The point of McGill was to distinguish between vulnerable-adult claims and inpatient medical-malpractice claims. The court agrees that there is “considerable overlap” between the two but that’s because of the “broad language” of the statute. McGill added elements that aren’t in it.

The court doesn’t quite say that it was wrong to write McGill in the first place. That case “attempt[ed] to harmonize the statutory language and the legislature’s intent” – an intent, presumed by McGill itself, to distinguish between vulnerable-adult and medical malpractice, an intent this opinion means didn’t exist or at least wasn’t manifested: “If [emphasis added] the legislature wishes . . .  to [add] the requirements of the McGill test, it may do so.” But rather than say specifically that McGill presumed its own conclusion the court says that its test “has proved to be problematic” and “also has been difficult to apply.”

The Court of Appeals’ opinion is vacated; summary judgment reversed and remanded (as to the doctor, too; the court spends only a few sentences on that).

(Opinion: Delgado v. Manor Care)

Boruch v. State (CA1 6/20/17)

The issue here is when government action can be enjoined. The opinion discusses precedent at length and comes to conclusions about the effects of statutes that the Supreme Court will presumably tell us some day are either right or wrong. And then it suggests that torts are lawful.

Plaintiffs allege that the defendant City and State handled the runoff of a severe storm by deliberately overfilling a drainage basin, flooding their properties. They sought an injunction, arguing that Defendants were using their property as an “ad hoc” drainage basin without compensation. Defendants moved to dismiss under 12-1802(4) (can’t enjoin enforcement of a statute) and 1802(6) (can’t enjoin lawful exercise of an office). The trial court dismissed on 1802(6). Plaintiffs appealed.

The Court of Appeals reverses. On appeal the Defendants argued both parts of the statute and the opinion addresses both.

1802(4) doesn’t apply “if the requesting party is seeking to enjoin conduct that goes beyond the officer’s statutory power.” Defendants had cited various statutes allowing them to build and operate storm-water infrastructure. But Plaintiffs, says the court, were not trying to enjoin any of those; “rather, Plaintiffs sought to enjoin Defendants from allegedly exceeding their power by negligently managing the System, knowingly breaching [its] retention capacity, and using their properties as “ad hoc” overflow relief.”

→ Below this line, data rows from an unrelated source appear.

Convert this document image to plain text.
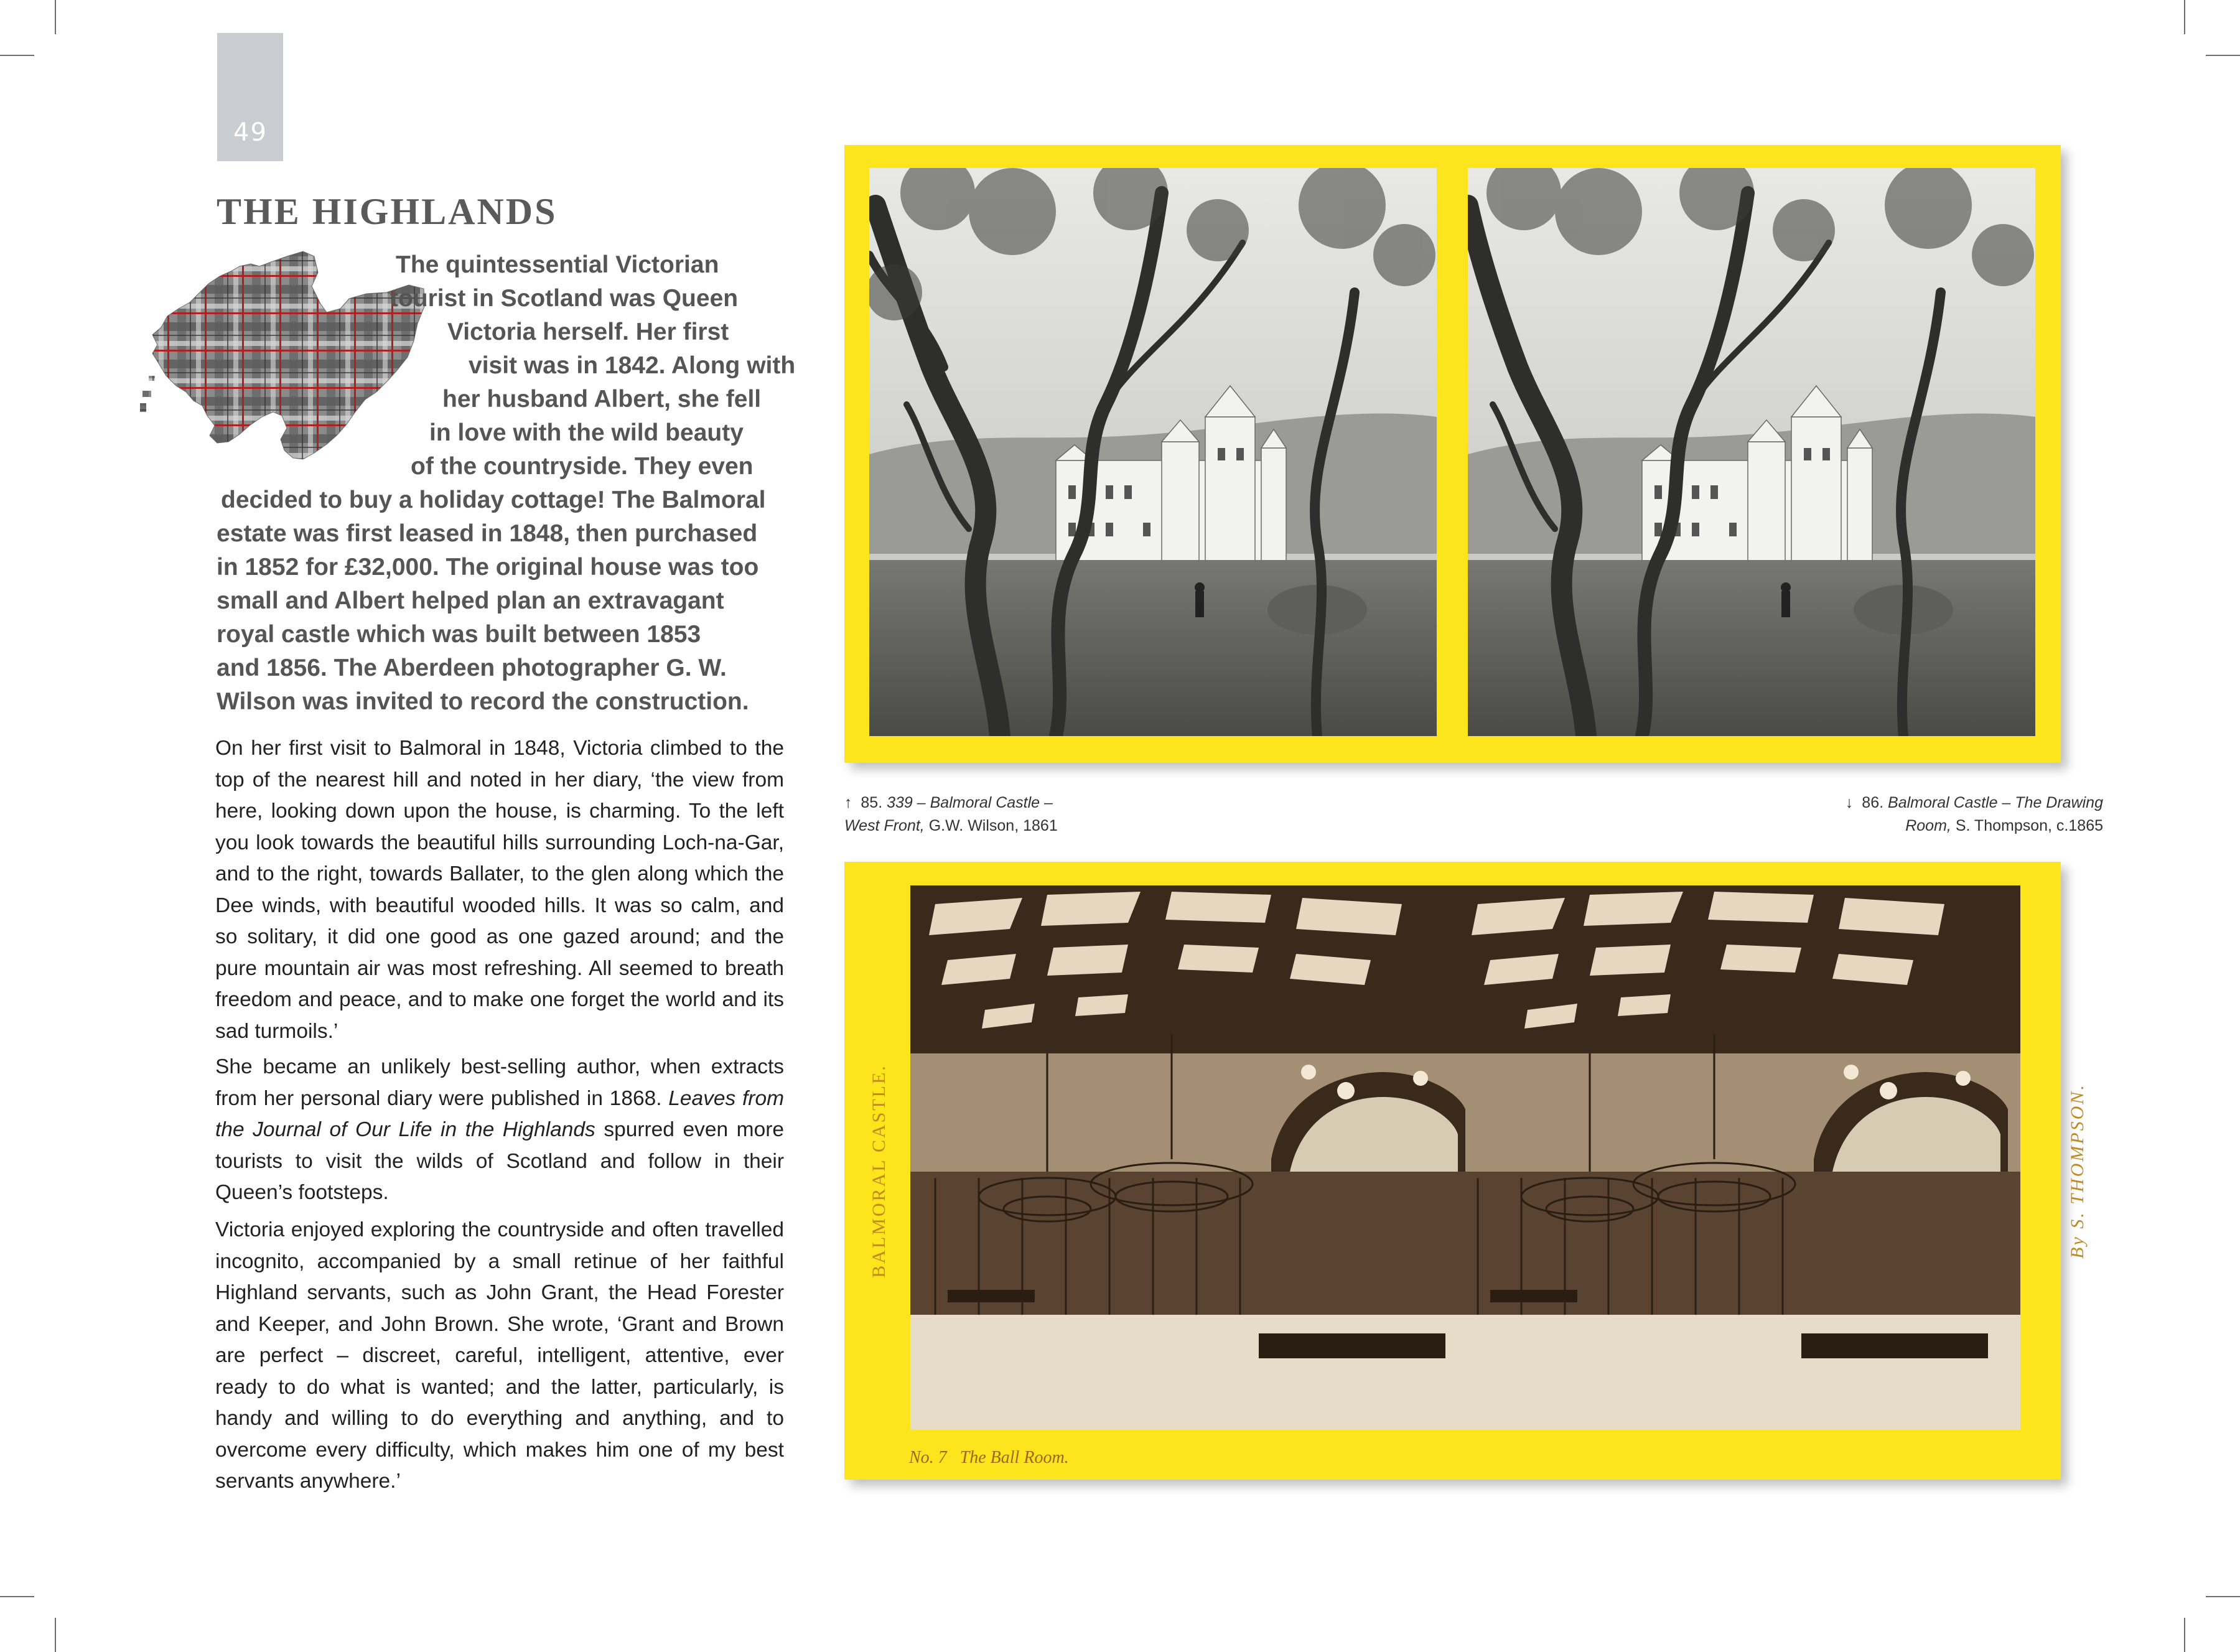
49
THE HIGHLANDS
The quintessential Victorian
tourist in Scotland was Queen
Victoria herself. Her first
visit was in 1842. Along with
her husband Albert, she fell
in love with the wild beauty
of the countryside. They even
decided to buy a holiday cottage! The Balmoral
estate was first leased in 1848, then purchased
in 1852 for £32,000. The original house was too
small and Albert helped plan an extravagant
royal castle which was built between 1853
and 1856. The Aberdeen photographer G. W.
Wilson was invited to record the construction.

On her first visit to Balmoral in 1848, Victoria climbed to the top of the nearest hill and noted in her diary, ‘the view from here, looking down upon the house, is charming. To the left you look towards the beautiful hills surrounding Loch-na-Gar, and to the right, towards Ballater, to the glen along which the Dee winds, with beautiful wooded hills. It was so calm, and so solitary, it did one good as one gazed around; and the pure mountain air was most refreshing. All seemed to breath freedom and peace, and to make one forget the world and its sad turmoils.’

She became an unlikely best-selling author, when extracts from her personal diary were published in 1868. Leaves from the Journal of Our Life in the Highlands spurred even more tourists to visit the wilds of Scotland and follow in their Queen’s footsteps.

Victoria enjoyed exploring the countryside and often travelled incognito, accompanied by a small retinue of her faithful Highland servants, such as John Grant, the Head Forester and Keeper, and John Brown. She wrote, ‘Grant and Brown are perfect – discreet, careful, intelligent, attentive, ever ready to do what is wanted; and the latter, particularly, is handy and willing to do everything and anything, and to overcome every difficulty, which makes him one of my best servants anywhere.’

↑ 85. 339 – Balmoral Castle –
West Front, G.W. Wilson, 1861
↓ 86. Balmoral Castle – The Drawing
Room, S. Thompson, c.1865
BALMORAL CASTLE.	By S. THOMPSON.
No. 7   The Ball Room.
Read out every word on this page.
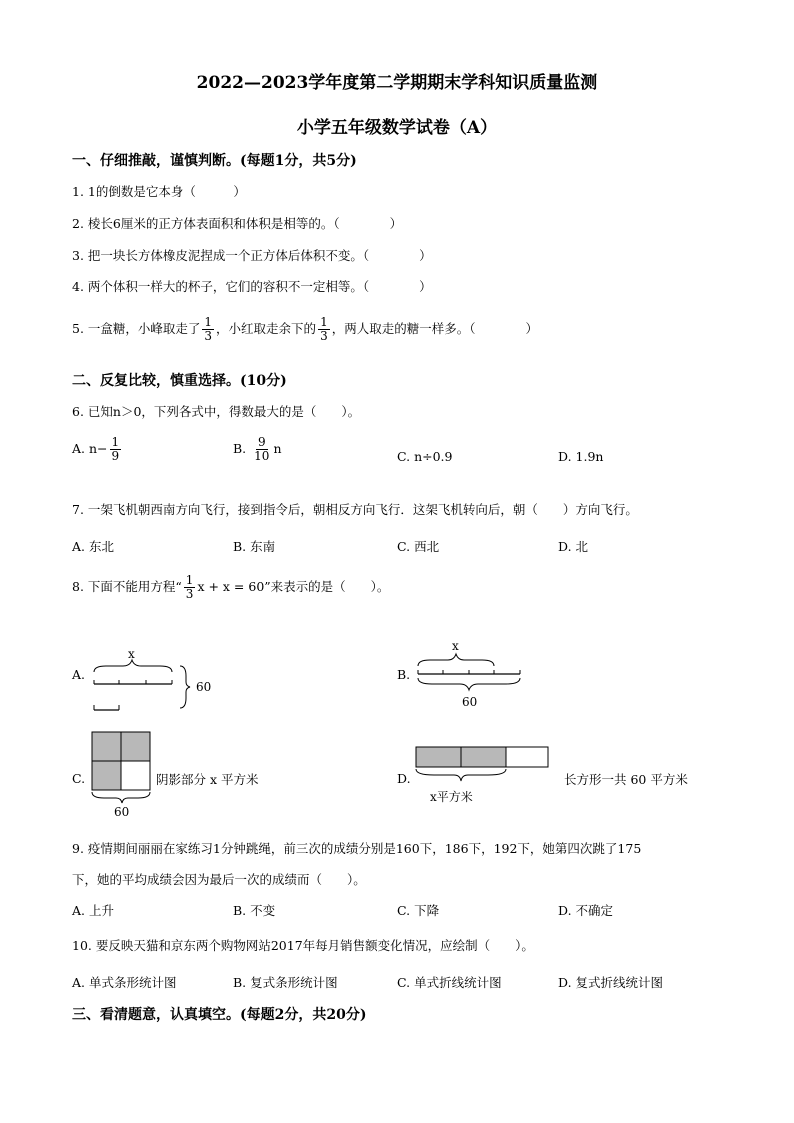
2022—2023学年度第二学期期末学科知识质量监测
小学五年级数学试卷（A）
一、仔细推敲，谨慎判断。(每题1分，共5分)
1. 1的倒数是它本身（　　　）
2. 棱长6厘米的正方体表面积和体积是相等的。（　　　　）
3. 把一块长方体橡皮泥捏成一个正方体后体积不变。（　　　　）
4. 两个体积一样大的杯子，它们的容积不一定相等。（　　　　）
5. 一盒糖，小峰取走了 $\frac{1}{3}$ ，小红取走余下的 $\frac{1}{3}$ ，两人取走的糖一样多。（　　　　）
二、反复比较，慎重选择。(10分)
6. 已知n＞0，下列各式中，得数最大的是（　　）。
A. $n- \frac{1}{9}$	B. $\frac{9}{10}$ n
C. n÷0.9	D. 1.9n
7. 一架飞机朝西南方向飞行，接到指令后，朝相反方向飞行．这架飞机转向后，朝（　　）方向飞行。
A. 东北	B. 东南	C. 西北	D. 北
8. 下面不能用方程“ $\frac{1}{3}$ x + x = 60”来表示的是（　　）。
A.
x
60
B.
x
60
C.
60
阴影部分 x 平方米	D.
x平方米
长方形一共 60 平方米
9. 疫情期间丽丽在家练习1分钟跳绳，前三次的成绩分别是160下，186下，192下，她第四次跳了175
下，她的平均成绩会因为最后一次的成绩而（　　）。
A. 上升	B. 不变	C. 下降	D. 不确定
10. 要反映天猫和京东两个购物网站2017年每月销售额变化情况，应绘制（　　）。
A. 单式条形统计图	B. 复式条形统计图	C. 单式折线统计图	D. 复式折线统计图
三、看清题意，认真填空。(每题2分，共20分)
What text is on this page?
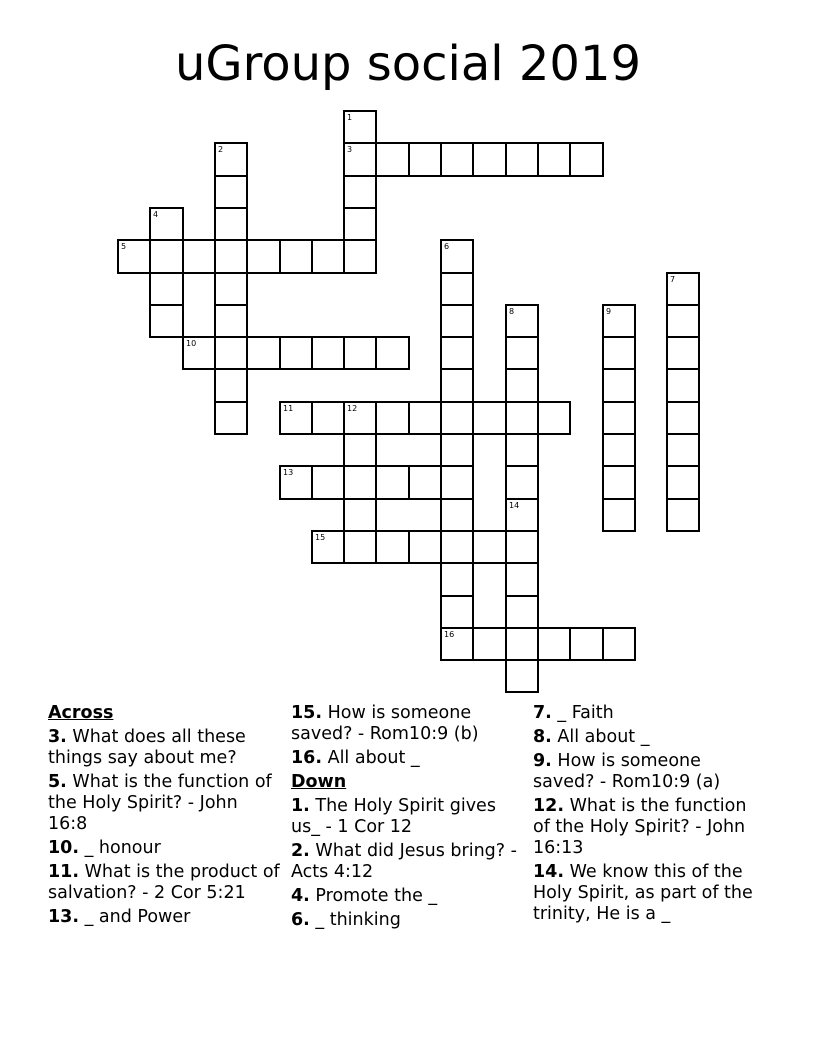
uGroup social 2019
1
3
2
4
5	6
7
8	9
10
11	12
13
14
15
16
Across
3. What does all these things say about me?
5. What is the function of the Holy Spirit? - John 16:8
10. _ honour
11. What is the product of salvation? - 2 Cor 5:21
13. _ and Power
15. How is someone saved? - Rom10:9 (b)
16. All about _
Down
1. The Holy Spirit gives us_ - 1 Cor 12
2. What did Jesus bring? - Acts 4:12
4. Promote the _
6. _ thinking
7. _ Faith
8. All about _
9. How is someone saved? - Rom10:9 (a)
12. What is the function of the Holy Spirit? - John 16:13
14. We know this of the Holy Spirit, as part of the trinity, He is a _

The parties agreed that 1802(6) doesn’t bar injunctions preventing the unlawful exercise of office. But they disagreed about what is “unlawful.” Defendants appear to have argued  basically that only acts done without legal authority are unlawful. Plaintiffs argued that “unlawful” means not simply acting beyond authority – which the opinion assumes Plaintiffs didn’t plead — but also means exercising authority in an unreasonable or arbitrary manner. The court says it agrees with Plaintiffs.

Then it adds in a footnote that Plaintiffs did plead trespass. The point of the footnote is to address Defendants’ argument that the allegation was defective because the Complaint didn’t claim that they intended to flood Plaintiffs. The court points out that intent to do an act known to cause a substantially certain result intends that result. But it doesn’t explain why it bothers with this argument nor what the effect of the trespass allegation is. It already said that Defendants’ acts could be unlawful not because they were alleged to be unauthorized but because they were alleged to be unreasonable or arbitrary. So how does trespass fit in? Isn’t a tort unlawful? Is there a statute that authorized it? If not, how is an allegation of trespass not in itself an allegation of the unlawful exercise of office? If so, what part of what statute gives the government authority to commit a “reasonable”  tort?